1. The court directed the inquiry should include, but not be confined to, a consideration of the following: ‘(1) Were the buy and sell prices for West End Chemical stock in any way controlled, manipulated or ‘rigged’? (2) Was such a stock so seldom traded and in such small lots that a true market did not exist? (3) Were the buy and sell prices for such stock affected by any sudden or temporary situation which, in the long run would not change its market value? (4) Did a situation exist in which there was a little or no likehood that the directors of West End Chemical would elect to call the preferred stock for such reasons as tax consequences, depletion of working capital or any other reason? (5) If such a situation did exist, was this a pertinent fact, the knowledge of which was in possession of buyers and sellers in the market? (6) Was public knowledge of the ratios at which West End preferred and common shares were to be exchanged for Stauffer common reflected in the buy and sell prices of these two classes of stock as of the day before the vote of the shareholders approving the agreement of merger or consolidation? (7) If so, did such prices as of said day exclude any appreciation or depreciation in consequence of the proposed merger?'
2. The second order recites that the market contemplated by the code sections is one created by informed buyers and informed sellers. The order also states: ‘In the instant case, it cannot be said that informed buyers and sellers (usually acting through brokers) would not have knowledge of the call price and consider it as a factor in determining the market price of the stock in question.

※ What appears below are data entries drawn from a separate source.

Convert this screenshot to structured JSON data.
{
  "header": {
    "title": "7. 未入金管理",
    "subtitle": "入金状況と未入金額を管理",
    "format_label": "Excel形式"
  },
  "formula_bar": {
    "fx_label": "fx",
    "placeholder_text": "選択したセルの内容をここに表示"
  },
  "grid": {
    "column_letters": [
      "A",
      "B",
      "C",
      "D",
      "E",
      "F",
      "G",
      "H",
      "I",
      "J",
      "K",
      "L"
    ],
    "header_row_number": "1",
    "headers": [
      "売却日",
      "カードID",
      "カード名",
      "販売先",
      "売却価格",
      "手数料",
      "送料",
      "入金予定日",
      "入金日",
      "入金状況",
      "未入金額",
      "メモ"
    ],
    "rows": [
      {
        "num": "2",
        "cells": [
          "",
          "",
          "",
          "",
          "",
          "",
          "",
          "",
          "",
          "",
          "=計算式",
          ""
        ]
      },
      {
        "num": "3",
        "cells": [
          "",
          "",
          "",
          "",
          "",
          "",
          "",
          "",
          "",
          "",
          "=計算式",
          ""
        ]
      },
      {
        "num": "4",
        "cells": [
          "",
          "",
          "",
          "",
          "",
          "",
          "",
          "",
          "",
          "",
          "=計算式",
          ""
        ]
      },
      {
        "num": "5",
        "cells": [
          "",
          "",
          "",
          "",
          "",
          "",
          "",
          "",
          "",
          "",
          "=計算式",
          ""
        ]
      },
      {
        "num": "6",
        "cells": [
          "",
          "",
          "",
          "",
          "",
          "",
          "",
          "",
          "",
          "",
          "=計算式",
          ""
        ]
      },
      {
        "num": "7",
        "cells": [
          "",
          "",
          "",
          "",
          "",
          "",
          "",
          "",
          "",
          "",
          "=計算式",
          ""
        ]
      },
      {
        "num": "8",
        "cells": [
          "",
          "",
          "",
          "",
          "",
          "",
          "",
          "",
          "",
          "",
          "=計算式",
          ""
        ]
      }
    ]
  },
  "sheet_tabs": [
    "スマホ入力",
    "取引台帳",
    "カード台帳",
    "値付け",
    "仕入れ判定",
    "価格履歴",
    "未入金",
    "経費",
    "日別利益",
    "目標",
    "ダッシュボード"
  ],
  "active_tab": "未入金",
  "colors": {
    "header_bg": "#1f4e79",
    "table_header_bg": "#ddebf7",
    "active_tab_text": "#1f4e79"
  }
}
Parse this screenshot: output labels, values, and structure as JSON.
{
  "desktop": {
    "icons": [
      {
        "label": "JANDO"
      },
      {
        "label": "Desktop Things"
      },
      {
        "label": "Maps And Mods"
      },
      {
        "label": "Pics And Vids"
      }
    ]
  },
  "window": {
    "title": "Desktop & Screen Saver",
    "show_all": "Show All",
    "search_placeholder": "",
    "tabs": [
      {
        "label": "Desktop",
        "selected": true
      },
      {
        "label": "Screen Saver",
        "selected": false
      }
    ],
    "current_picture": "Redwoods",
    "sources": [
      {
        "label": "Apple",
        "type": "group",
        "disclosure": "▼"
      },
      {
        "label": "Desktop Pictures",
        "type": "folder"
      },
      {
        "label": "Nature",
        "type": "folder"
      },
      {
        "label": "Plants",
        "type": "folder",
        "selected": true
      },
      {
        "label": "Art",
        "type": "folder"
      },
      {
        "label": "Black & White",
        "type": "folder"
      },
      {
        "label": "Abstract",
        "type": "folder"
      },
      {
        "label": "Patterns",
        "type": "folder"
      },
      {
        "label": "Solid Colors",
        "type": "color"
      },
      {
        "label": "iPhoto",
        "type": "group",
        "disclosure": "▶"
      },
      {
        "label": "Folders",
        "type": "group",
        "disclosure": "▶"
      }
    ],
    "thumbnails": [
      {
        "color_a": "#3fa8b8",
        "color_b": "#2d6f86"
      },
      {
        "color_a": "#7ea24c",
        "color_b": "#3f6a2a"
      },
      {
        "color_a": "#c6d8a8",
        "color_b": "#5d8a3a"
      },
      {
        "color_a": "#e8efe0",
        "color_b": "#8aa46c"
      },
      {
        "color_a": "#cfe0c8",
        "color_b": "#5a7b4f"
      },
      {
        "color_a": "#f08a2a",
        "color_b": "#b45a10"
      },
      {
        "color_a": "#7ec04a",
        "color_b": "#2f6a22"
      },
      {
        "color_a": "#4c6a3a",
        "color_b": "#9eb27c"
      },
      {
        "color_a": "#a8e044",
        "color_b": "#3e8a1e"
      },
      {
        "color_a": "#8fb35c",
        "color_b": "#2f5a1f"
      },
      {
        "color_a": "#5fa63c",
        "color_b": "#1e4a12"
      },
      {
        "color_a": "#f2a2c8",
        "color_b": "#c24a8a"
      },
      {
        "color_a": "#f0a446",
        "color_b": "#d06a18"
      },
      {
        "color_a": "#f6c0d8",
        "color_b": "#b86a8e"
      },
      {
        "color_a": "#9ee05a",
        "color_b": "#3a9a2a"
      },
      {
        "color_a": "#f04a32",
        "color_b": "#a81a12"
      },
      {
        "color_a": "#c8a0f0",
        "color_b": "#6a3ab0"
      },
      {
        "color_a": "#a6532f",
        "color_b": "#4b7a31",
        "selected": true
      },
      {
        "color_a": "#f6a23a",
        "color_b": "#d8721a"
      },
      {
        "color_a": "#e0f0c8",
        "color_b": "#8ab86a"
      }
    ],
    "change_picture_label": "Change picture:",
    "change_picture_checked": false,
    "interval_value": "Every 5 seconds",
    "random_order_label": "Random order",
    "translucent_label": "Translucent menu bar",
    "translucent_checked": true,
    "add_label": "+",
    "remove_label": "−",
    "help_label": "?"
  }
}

Hence, in determining whether there were sufficient informed buyers and sellers to create such a ‘market,’ an inquiry as to what consideration was given to the call price provision would be pertinent.‘However, the question, at this point in the proceedings, would be whether such consideration had been given and not whether, in fact, the company might or might not have called the stock. If such consideration was given, the question as to whether the conclusion reached was right or wrong would be irrelevant and immaterial.‘It is apparent that paragraph 4, page 2, lines 8–10, of the Pre-Trial Conference Order, is not well worded but, with what is said herein, it is not believed that that trial court will be misled.’
3. Cf. 19 Minn.L.Rev. 473; 15 Cornell L.Q. 420; 17 ibid. 485; 45 Harv.L.R. 233; 32 Columb.L.R. 60; 40 Cal.L.R. 140–141; 2 Bonbright, Valuation of Property, ch. XXIV, pp. 811–812, 823–826.
4. Notes, 87 A.L.R. 597; 162 A.L.R. 1237; 174 A.L.R. 960.
BRAY, P. J., and TOBRINER, J., concur.